In clinical trials, when high doses of CBD oil were given to patients, the most common side effects included feeling tired, gastrointestinal issues, and a decreased appetite. Altered liver enzymes were another concern, but again, only after receiving very high doses of CBD in clinical trials, and participants were also taking prescription medications known to damage the liver.

It’s important to note that CBD may interact with your current medications, so it’s imperative that you consult with Dr. Renk before adding CBD oil to your pain management treatments.

CBD oil for chronic pain management

With minimal side effects and risks, you might be wondering if adding CBD to your pain management treatment plan is beneficial. How exactly does CBD relieve pain?

It inhibits inflammatory agents so it can help dull tingling, prickling, and burning sensations associated with some types of chronic pain. This often makes CBD oil an effective supplement for neuropathic pain and other types of pain caused by inflammation.

Recent studies also indicate that CBD oil may be effective at relieving headache and migraine pain , and for arthritis, such as osteoarthritis, which causes joint pain and stiffness. The National Cancer Institute also notes that CBD can potentially reduce the side effects of chemotherapy treatments, including pain, decreased appetite, nausea, and vomiting.

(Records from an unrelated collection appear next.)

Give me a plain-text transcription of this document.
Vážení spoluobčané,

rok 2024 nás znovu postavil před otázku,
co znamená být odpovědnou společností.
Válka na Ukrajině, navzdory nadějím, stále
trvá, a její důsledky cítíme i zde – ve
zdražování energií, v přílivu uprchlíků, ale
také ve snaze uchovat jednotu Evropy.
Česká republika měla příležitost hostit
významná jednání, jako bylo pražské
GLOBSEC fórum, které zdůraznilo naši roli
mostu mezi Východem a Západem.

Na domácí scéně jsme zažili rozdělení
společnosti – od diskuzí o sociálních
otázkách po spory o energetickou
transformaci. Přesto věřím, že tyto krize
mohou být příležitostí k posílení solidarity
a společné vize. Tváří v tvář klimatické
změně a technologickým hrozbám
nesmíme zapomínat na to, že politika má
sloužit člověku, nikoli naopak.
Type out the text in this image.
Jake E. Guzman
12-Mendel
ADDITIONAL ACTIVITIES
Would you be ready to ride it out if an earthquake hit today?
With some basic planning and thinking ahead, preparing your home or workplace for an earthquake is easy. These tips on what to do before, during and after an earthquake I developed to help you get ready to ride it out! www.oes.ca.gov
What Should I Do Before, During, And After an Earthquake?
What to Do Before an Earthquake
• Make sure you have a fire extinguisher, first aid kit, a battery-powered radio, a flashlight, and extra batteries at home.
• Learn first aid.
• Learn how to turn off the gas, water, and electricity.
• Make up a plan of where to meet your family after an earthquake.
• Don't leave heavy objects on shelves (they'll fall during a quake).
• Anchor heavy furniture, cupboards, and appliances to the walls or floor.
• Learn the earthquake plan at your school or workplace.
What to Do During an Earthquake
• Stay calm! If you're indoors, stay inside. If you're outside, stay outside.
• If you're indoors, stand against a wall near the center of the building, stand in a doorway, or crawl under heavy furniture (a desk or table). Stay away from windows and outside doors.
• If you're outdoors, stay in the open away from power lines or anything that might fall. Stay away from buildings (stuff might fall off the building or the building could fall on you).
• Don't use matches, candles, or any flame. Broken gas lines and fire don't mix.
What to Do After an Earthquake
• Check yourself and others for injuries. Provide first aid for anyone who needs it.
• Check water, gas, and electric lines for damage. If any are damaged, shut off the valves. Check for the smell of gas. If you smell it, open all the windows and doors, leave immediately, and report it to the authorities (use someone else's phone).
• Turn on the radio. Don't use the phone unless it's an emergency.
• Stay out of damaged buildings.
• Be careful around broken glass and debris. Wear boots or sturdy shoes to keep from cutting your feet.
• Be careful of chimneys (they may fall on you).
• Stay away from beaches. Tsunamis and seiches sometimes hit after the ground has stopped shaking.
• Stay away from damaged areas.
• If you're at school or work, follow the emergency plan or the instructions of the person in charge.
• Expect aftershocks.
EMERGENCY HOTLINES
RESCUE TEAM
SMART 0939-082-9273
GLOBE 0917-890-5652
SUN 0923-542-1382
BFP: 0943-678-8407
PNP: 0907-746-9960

The bottom line on CBD for pain management

Based on what we know about CBD oil and the clinical trials that are available, for the most part, you don’t have to worry about unpleasant side effects or a long-term, addictive nature to CBD oil. As part of a comprehensive pain management plan, CBD oil may help you reduce other medications that do come with side effects and the potential to form a drug dependency.

However, as with any type of treatment, it’s best to consult your physician before beginning something new. Dr. Renk can warn you of any potential drug interactions that CBD could have with your current prescription or over-the-counter pain medications.